For the opposite direction, assume that $G^{\prime }$ has a burning sequence $F$ of length at most $k+2n+5$. We show how to build a vertex cover $C$ for $G$ of size at most $k$. For every edge $\{u,v\}\in E$, we define $H_{uv}$ to be a subgraph of $G^{\prime }$ that contains the edges $\{u^1,u^2\}$ and $\{v^1,v^2\}$, all the edges in distance at most $n+2$ either from $\{u^1,u^2\}$ or $\{v^1,v^2\}$, all the edges in the path of $u^1$ to $v^1$ and the edges of the path $T_{uv}$. For every $H_{uv}$ and for each burning source $e$ in it, we check whether the distance between $e$ and $\{u^1,u^2\}$ is smaller than the distance between $e$ and $\{v^1,v^2\}$. If the former holds then we put $u$ in $C$ otherwise we put $v$ in $C$. We break ties arbitrarily. Next we prove that $C$ is a vertex cover of $G$. Assume that there is an edge $\{u,v\}\in E$, where neither $u$ nor $v$ belongs to $C$. This means that every burning source $e\in G^{\prime }$ is closer to some $\{x,y\}\in G^{\prime }$ other than $\{u^1,u^2\}$ and $\{v^1,v^2\}$. Thus, $H_{uv}$ does not contain any edge burning source. Observe that the distance between an edge $e$ outside of $H_{uv}$ and the last edge of $T_{uv}$ is at least $n+2n+5$. Hence, we need at least $n+2n+6$ rounds in order to burn the edges of $H_{uv}$ which is strictly larger than $k+2n+5$. This leads to a contradiction, and so $C$ is a vertex cover since for every edge $\{u,v\}\in E$ at least one of the endpoints belong to $C$. Finally, since we need $2n+5$ rounds to burn the isolated edges, we get that the vertex cover is at most $k$. $◀$

By construction, the graph $G^{\prime }$ in the proof of Theorem 6 is disconnected. Next, we can adjust the proof of Theorem 6 and show that the Edge Burning problem is also NP-hard on connected graphs. More precisely, let $G$ be a graph and let $v$ be a vertex of $G$. We extend this graph by adding a pair of adjacent vertices $\{x,y\}$ and make the vertex $x$ adjacent to $v$ of $G$. Observe that the minimum vertex cover of the new graph, $H$, is one more than in $G$, since we have added the edge $\{x,y\}$ and so one of the endpoints has to belong to the vertex cover. Let $\mathrm{\ell }$ the minimum vertex cover of $H$. Next, we follow the construction of Theorem 6 but instead of using the isolated pair of adjacent vertices, we add a path $P=(x^2,Q,Q^{\prime },e_1,Q^{\prime },e_2,Q^{\prime },\mathrm{\dots },Q^{\prime },e_{2n+5})$, where $Q$ is a sequence of $(\mathrm{\ell }+2n+4)$ vertices, $Q^{\prime }$ is a sequence of $(2n+4)$ vertices, and $e_1,e_2,\mathrm{\cdots },e_{2n+5}$ are pairs of adjacent vertices that correspond to the isolated pairs of adjacent vertices of Theorem 6. Notice that the number of the edges of $P\setminus \{x^2,Q\}$ is $(2n+4)(2n+5)+(2n+5)={(2n+5)}^2$. By Corollary 4 we get that any edge burning sequence for $P\setminus \{x^2,Q\}$ contains $2n+5$ edges.

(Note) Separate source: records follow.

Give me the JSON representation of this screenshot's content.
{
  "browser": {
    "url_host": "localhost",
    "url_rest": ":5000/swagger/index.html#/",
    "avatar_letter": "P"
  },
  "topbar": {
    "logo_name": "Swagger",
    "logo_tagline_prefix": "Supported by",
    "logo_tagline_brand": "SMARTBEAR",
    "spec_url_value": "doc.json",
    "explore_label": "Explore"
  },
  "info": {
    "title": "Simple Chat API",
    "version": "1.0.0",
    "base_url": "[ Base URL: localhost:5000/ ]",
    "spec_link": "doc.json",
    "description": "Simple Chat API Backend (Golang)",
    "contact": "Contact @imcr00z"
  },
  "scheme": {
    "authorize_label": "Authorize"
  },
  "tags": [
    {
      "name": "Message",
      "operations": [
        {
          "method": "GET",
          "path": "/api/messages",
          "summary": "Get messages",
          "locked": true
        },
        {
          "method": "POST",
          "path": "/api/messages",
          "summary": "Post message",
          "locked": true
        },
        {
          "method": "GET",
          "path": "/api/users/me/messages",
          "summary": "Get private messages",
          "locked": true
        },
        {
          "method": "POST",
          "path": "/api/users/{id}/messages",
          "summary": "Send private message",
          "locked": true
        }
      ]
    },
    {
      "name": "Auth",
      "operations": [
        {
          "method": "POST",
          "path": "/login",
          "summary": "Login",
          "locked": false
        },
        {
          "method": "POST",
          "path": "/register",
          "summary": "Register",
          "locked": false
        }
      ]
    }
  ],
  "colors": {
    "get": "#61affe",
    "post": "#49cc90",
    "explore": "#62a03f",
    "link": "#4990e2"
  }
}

Again, we wish to show that the extended graph has a vertex cover of size at most $\mathrm{\ell }$ if and only if there is an edge burning sequence with at most $\mathrm{\ell }+2n+5$ sources. Observe that any vertex cover in the extended graph contains either $x$ or $y$. Without loss of generality assume that $x$ belong to vertex cover, otherwise we can swap $y$ and $x$. For one direction, we can burn all the edges by burning first the edge $\{x^1,x^2\}$, next the remaining edges that correspond to the vertices of the vertex cover and finally the edges of the path $P\setminus \{x^2,Q\}$ by using the algorithm for finding an edge burning sequence on a path previously described. For the other direction, assume that there is an edge burning sequence of size $\mathrm{\ell }+2n+5$. Then, since the number of the edges of the path $P\setminus \{x^2,Q\}$ is ${(2n+5)}^2$ we need $2n+5$ sources to burn it. Moreover, the distance between these sources and $\{x^1,x^2\}$ is $\mathrm{\ell }+2n+5$. Thus, the remaining $\mathrm{\ell }$ sources need to be in $H$, and so, the corresponding vertices will be the vertex cover of size $\mathrm{\ell }$.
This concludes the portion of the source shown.